Faut-il les prendre au sérieux? Les avocats de Donald Trump, en tout cas, mettent en avant leurs témoignages. Employés des postes, lanceurs d’alerte anonymes… Tous affirment que les votes par correspondance ont été manipulés. Sans apporter pour l’heure de preuves décisives

Donald Trump et le procureur général des Etats-Unis William Barr dans le Maryland, le 9 novembre 2020.  — © MANDEL NGAN/AFP
Donald Trump et le procureur général des Etats-Unis William Barr dans le Maryland, le 9 novembre 2020.  — © MANDEL NGAN/AFP

Les avocats de Donald Trump mènent une course contre la montre. Dès cette semaine, les premiers résultats «certifiés» en provenance des Etats ont commencé à parvenir à la Commission fédérale des élections de Washington. Ironie des circonstances, puisqu'il est l'Etat de la famille Biden, le Delaware a été le premier à boucler ses urnes le 5 novembre. Suivent, entre le 11 et le 20 novembre, une dizaine d'Etats dont la Floride (remportée par Donald Trump). Mais les délais les plus suivis, à la Maison-Blanche, sont ceux des six Etats où tout s'est joué le 3 novembre, parce qu'ils ont basculé in extremis du coté démocrate: la Géorgie (où un recomptage manuel a commencé) doit finaliser les chiffres de ses comtés le 20 novembre, le Michigan doit le faire au plus tard le 23 comme la Pennsylvanie, le Nevada le 24, l'Arizona le 30 novembre et le Wisconsin le 1er décembre.
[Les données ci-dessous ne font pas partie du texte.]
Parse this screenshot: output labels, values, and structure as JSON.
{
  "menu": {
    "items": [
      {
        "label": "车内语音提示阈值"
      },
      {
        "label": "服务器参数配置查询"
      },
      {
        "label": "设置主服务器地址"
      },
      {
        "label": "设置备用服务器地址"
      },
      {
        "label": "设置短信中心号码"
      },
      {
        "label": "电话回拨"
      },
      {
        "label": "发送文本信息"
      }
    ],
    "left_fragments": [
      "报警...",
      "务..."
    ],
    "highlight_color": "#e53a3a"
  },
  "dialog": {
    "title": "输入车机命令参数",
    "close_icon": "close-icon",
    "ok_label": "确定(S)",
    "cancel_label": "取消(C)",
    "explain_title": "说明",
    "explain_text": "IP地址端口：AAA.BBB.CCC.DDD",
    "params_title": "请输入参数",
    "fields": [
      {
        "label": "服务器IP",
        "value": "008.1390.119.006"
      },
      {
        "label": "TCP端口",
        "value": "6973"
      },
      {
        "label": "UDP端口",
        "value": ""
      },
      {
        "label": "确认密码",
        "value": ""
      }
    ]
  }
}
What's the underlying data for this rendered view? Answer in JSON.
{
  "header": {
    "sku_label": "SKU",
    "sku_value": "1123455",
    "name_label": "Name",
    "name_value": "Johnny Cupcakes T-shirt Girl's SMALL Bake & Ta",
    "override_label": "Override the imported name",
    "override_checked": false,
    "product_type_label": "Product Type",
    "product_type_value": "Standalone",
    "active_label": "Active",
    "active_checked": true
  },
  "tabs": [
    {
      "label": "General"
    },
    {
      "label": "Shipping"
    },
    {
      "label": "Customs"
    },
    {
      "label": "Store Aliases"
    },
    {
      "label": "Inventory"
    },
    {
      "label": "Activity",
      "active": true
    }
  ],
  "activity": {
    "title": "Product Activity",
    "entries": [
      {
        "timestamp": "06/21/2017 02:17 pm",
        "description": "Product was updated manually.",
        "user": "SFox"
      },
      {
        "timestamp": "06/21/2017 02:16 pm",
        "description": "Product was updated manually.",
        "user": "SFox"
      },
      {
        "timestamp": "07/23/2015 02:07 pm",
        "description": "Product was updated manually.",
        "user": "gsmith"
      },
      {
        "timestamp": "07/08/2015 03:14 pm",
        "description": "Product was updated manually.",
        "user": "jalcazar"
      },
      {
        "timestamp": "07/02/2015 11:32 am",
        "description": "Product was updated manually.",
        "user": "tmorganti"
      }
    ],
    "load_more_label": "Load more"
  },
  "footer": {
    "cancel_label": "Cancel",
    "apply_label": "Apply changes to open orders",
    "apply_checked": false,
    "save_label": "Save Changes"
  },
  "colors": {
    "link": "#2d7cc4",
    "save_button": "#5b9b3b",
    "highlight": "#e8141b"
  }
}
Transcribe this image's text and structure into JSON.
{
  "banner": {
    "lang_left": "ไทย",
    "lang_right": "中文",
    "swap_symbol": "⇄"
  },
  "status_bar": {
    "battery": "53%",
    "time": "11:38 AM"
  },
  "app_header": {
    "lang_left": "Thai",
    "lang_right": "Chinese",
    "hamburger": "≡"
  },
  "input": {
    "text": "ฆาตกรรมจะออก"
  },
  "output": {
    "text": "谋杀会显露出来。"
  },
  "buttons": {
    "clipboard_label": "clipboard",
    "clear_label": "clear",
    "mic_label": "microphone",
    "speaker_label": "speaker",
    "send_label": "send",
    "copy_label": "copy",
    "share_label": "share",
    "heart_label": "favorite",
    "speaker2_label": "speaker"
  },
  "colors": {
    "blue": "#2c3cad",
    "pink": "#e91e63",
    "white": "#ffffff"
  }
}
Autant dire que d'ici là, toutes les accusations de «fraude» brandie par le camp Trump devant les tribunaux devront avoir été étayées – ou mieux, prouvées –, pour espérer que la justice, dans chacun des Etats concernés, gèle le résultat des urnes, ordonne un nouveau décompte, ou – scénario rêvé pour la Maison-Blanche – annule le vote. Une pression d'autant plus forte que, pour l'heure, la plupart des plaintes déposées par «l'armée d'avocats» du président sortant ont été écartées et que les administrations locales, même républicaines, défendent à cor et à cri la transparence du scrutin, tout en reconnaissant ça et là des erreurs techniques. Le ministre de l'Intérieur de Géorgie, le républicain Brad Raffensperger, a ainsi répété mercredi qu'il ne céderait pas aux appels à la démission lancés par les deux Sénateurs de l'Etat issus de son parti. Le recomptage des voix en mode manuel aura lieu, a-t-il reconnu, de différer la confirmation de la victoire de Joe Biden avec 11000 voix d'avance. Mais rien ne permet, selon lui, d'estimer que «tous les votes légaux n'y ont pas été comptés».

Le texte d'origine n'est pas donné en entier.